Given an integer array arr, you need to determine how many elements x exist such that x + 1 is also present in arr. If there are duplicates of x, each occurrence should be counted separately.

Example 1:

Input: arr = [1, 2, 3]

Output: 2

Explanation: Both 1 and 2 are counted because 2 and 3 are in arr.

Example 2:

Input: arr = [1, 1, 3, 3, 5, 5, 7, 7]

Output: 0

Explanation: No numbers are counted because there are no 2, 4, 6, or 8 in arr.

Example 3:

Input: arr = [1, 3, 2, 3, 5, 0]

Output: 3

Explanation: 0, 1, and 2 are counted because 1, 2, and 3 are in arr.

Example 4:

Input: arr = [1, 1, 2, 2]

Output: 2

Explanation: Both 1s are counted because 2 is in arr.

Approach

To solve this problem efficiently:

1. Use a HashSet: Store all unique elements of arr in a HashSet. This allows for O(1) average-time complexity checks to see if x + 1 exists in the array.
2. Iterate Through the Array: For each element x in arr, check if x + 1 is present in the HashSet. If it is, increment the count.
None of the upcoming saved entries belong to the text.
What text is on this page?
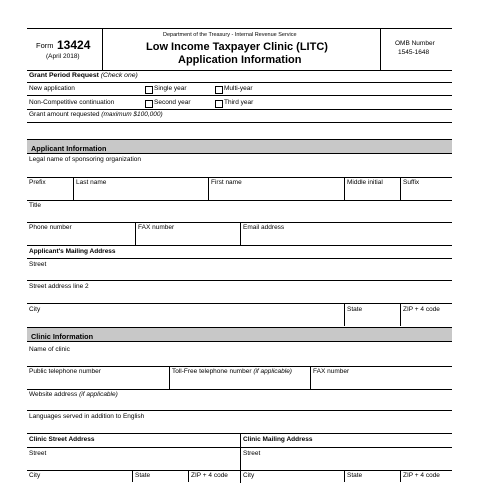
Form 13424
(April 2018)
Department of the Treasury - Internal Revenue Service
Low Income Taxpayer Clinic (LITC)
Application Information
OMB Number
1545-1648
Grant Period Request (Check one)
New application	Single year	Multi-year
Non-Competitive continuation	Second year	Third year
Grant amount requested (maximum $100,000)
Applicant Information
Legal name of sponsoring organization
Prefix	Last name	First name	Middle initial	Suffix
Title
Phone number	FAX number	Email address
Applicant's Mailing Address
Street
Street address line 2
City	State	ZIP + 4 code
Clinic Information
Name of clinic
Public telephone number	Toll-Free telephone number (if applicable)	FAX number
Website address (if applicable)
Languages served in addition to English
Clinic Street Address	Clinic Mailing Address
Street	Street
City	State	ZIP + 4 code City	State	ZIP + 4 code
This approach ensures that we traverse the array once and perform constant-time checks for each element, leading to an overall time complexity of O(n), where n is the length of the array.

Java Solution

import java.util.HashSet;

public class Solution {
    public int countElements(int[] arr) {
        HashSet<Integer> set = new HashSet<>();
        int count = 0;

        // Add all elements to the HashSet
        for (int num : arr) {
            set.add(num);
        }

        // Count elements x such that x + 1 is also in the set
        for (int num : arr) {
            if (set.contains(num + 1)) {
                count++;
            }
        }

        return count;
    }
}

Time and Space Complexity

• Time Complexity: O(n), where n is the length of the array. We traverse the array twice: once to populate the HashSet and once to count the elements.
• Space Complexity: O(n), due to the storage required for the HashSet.